There are two provisions of the Senate proposal that we are unable to incorporate into our estimates due to data limitations. First, we do not incorporate the provision of the Senate proposal that would allow States to choose any “base period” of the eight consecutive quarters falling within the period starting with the first quarter of 2014 and ending with the third quarter of 2017. Rather, we continue to use 2000 (which corresponds to 2016 in the implementation timeline under the House and Senate proposals) as the base period for all states. Second, we do not account for the fact that the Senate proposal would exclude blind and disabled children from the per capita cap. Accounting for these proposals would be unlikely to change our qualitative findings and would likely have only a modest effect on our quantitative results.
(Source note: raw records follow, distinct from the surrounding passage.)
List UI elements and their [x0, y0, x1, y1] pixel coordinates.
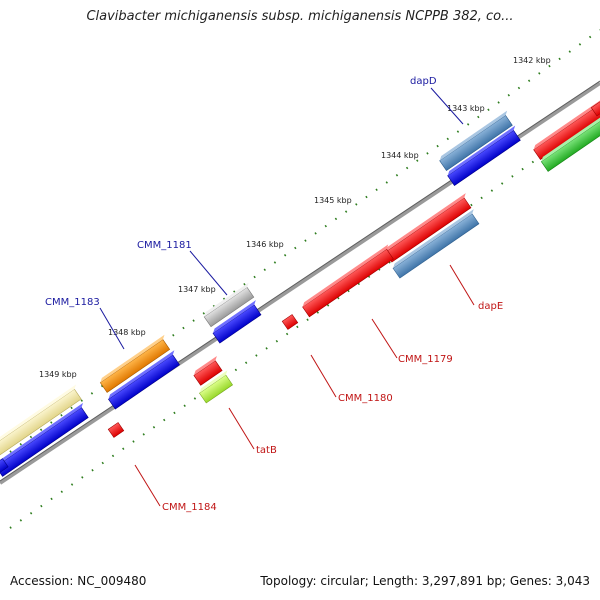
tick-label-1346: 1346 kbp — [246, 240, 284, 249]
feature-red-small-mid[interactable] — [192, 355, 225, 386]
feature-blue-1181-pair[interactable] — [211, 300, 264, 344]
feature-CMM_1180[interactable] — [281, 314, 299, 330]
feature-green-right[interactable] — [540, 113, 600, 172]
feature-CMM_1181[interactable] — [202, 282, 257, 328]
inner-tick-track — [9, 114, 600, 529]
feature-CMM_1184[interactable] — [107, 422, 125, 438]
feature-blue-left[interactable] — [0, 402, 92, 477]
leader-CMM_1180 — [310, 354, 337, 398]
leader-dapE — [449, 264, 475, 306]
accession-text: Accession: NC_009480 — [10, 574, 147, 588]
feature-dapE[interactable] — [391, 209, 482, 279]
tick-label-1347: 1347 kbp — [178, 285, 216, 294]
gene-label-tatB[interactable]: tatB — [256, 445, 277, 456]
label-leaders — [99, 87, 475, 507]
feature-blue-dapD-pair[interactable] — [446, 125, 524, 187]
gene-label-CMM_1184[interactable]: CMM_1184 — [162, 502, 217, 513]
tick-label-1349: 1349 kbp — [39, 370, 77, 379]
map-title: Clavibacter michiganensis subsp. michiga… — [86, 9, 514, 24]
leader-CMM_1179 — [371, 318, 398, 359]
gene-label-dapD[interactable]: dapD — [410, 76, 437, 87]
gene-label-dapE[interactable]: dapE — [478, 301, 503, 312]
feature-CMM_1179[interactable] — [301, 244, 397, 318]
gene-labels: dapD CMM_1181 CMM_1183 dapE CMM_1179 CMM… — [45, 76, 503, 513]
feature-blue-1183-pair[interactable] — [107, 350, 183, 410]
gene-label-CMM_1183[interactable]: CMM_1183 — [45, 297, 100, 308]
leader-CMM_1181 — [189, 250, 228, 296]
leader-CMM_1184 — [134, 464, 161, 507]
genome-summary-text: Topology: circular; Length: 3,297,891 bp… — [260, 574, 590, 588]
leader-CMM_1183 — [99, 307, 125, 350]
tick-label-1345: 1345 kbp — [314, 196, 352, 205]
feature-CMM_1183[interactable] — [99, 334, 173, 393]
tick-labels: 1342 kbp 1343 kbp 1344 kbp 1345 kbp 1346… — [39, 56, 551, 379]
outer-tick-track — [9, 29, 600, 453]
feature-blue-edge-left[interactable] — [0, 458, 9, 475]
gene-label-CMM_1179[interactable]: CMM_1179 — [398, 354, 453, 365]
gene-label-CMM_1181[interactable]: CMM_1181 — [137, 240, 192, 251]
feature-tatB[interactable] — [198, 370, 236, 404]
leader-dapD — [430, 87, 464, 125]
gene-label-CMM_1180[interactable]: CMM_1180 — [338, 393, 393, 404]
tick-label-1348: 1348 kbp — [108, 328, 146, 337]
leader-tatB — [228, 407, 255, 450]
feature-khaki-left[interactable] — [0, 384, 84, 466]
tick-label-1342: 1342 kbp — [513, 56, 551, 65]
feature-dapD[interactable] — [438, 110, 516, 172]
tick-label-1343: 1343 kbp — [447, 104, 485, 113]
feature-red-edge[interactable] — [590, 93, 600, 117]
tick-label-1344: 1344 kbp — [381, 151, 419, 160]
We estimate how the overall level of the per capita cap would have differed between the House and Senate proposal as follows. First, we compute the cumulative trend factor that would have applied to each beneficiary category using actual CPI-M and CPI-U data from the Bureau of Labor Statistics. Second, we compute the sum of the caps across states by multiplying these category-specific trend factors by per capita spending in that beneficiary category in the base year and enrollment in that category in the current year and then summing across beneficiary categories. For the purposes of these calculations, we rely upon data from the 2016 Medicaid Actuarial Report. These data incorporate both full and partial benefit enrollees, whereas the per capita cap applies only to full benefit enrollees, but including partial benefit enrollees likely has little effect on the results of this particular calculation. For 2014-2016, we omit Medicaid expansion enrollees because they were not present in the base year. Finally, we calculate the percentage difference between the caps that would have applied under the House and Senate proposals.